Comparison of flomoxef with latamoxef in the treatment of sepsis and/or Gram-negative bacteremia in adult patients

The safety and efficacy of flomoxef and latamoxef were compared in the treatment of hospitalized patients with sepsis and/or Gram-negative bacteremia in a prospective, open-labelled clinical trial. Patients were randomized to receive 1 to 2 g intravenous doses of either flomoxef every 6 to 12 h, or latamoxef every 8 to 12 h. Data from 21 patients given flomoxef and 23 patients given latamoxef were included in the evaluation of efficacy. Flomoxef produced clinical cure and satisfactory microbiological responses in 85.7% and 100% of patients, respectively. These results were similar to those obtained with latamoxef (87% and 100%, respectively). In addition, no significant difference was found in mean age, sex, severity of infection, distribution of pathogens and focus of infection between the two groups.
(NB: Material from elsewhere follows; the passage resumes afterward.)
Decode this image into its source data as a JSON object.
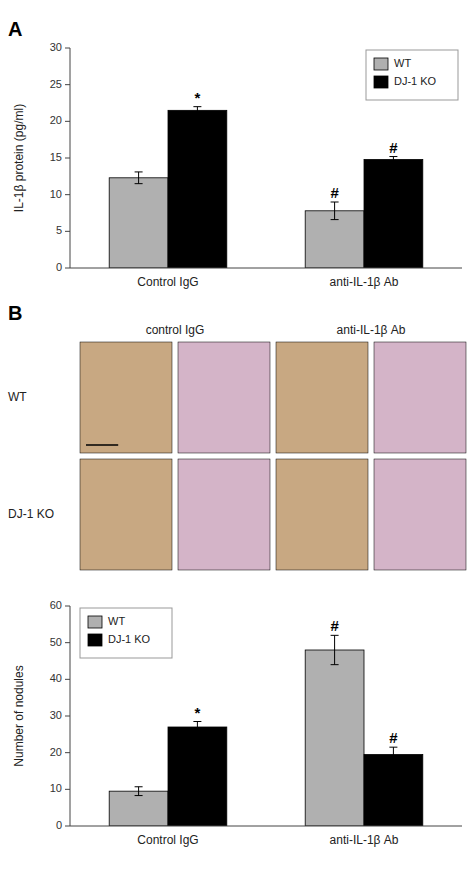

However, the flomoxef group included more patients with ultimately fatal diseases. Six patients given flomoxef and two patients given latamoxef developed superinfections caused by yeast, enterococci and Pseudomonas aeruginosa in the urinary tract. Mild and reversible adverse reactions probably related to flomoxef and latamoxef were noted in 14.3% and 13% of patients, respectively. The results of this study demonstrated that flomoxef is a safe and effective antimicrobial agent in the treatment of patients with sepsis and/or Gram-negative bacteremia.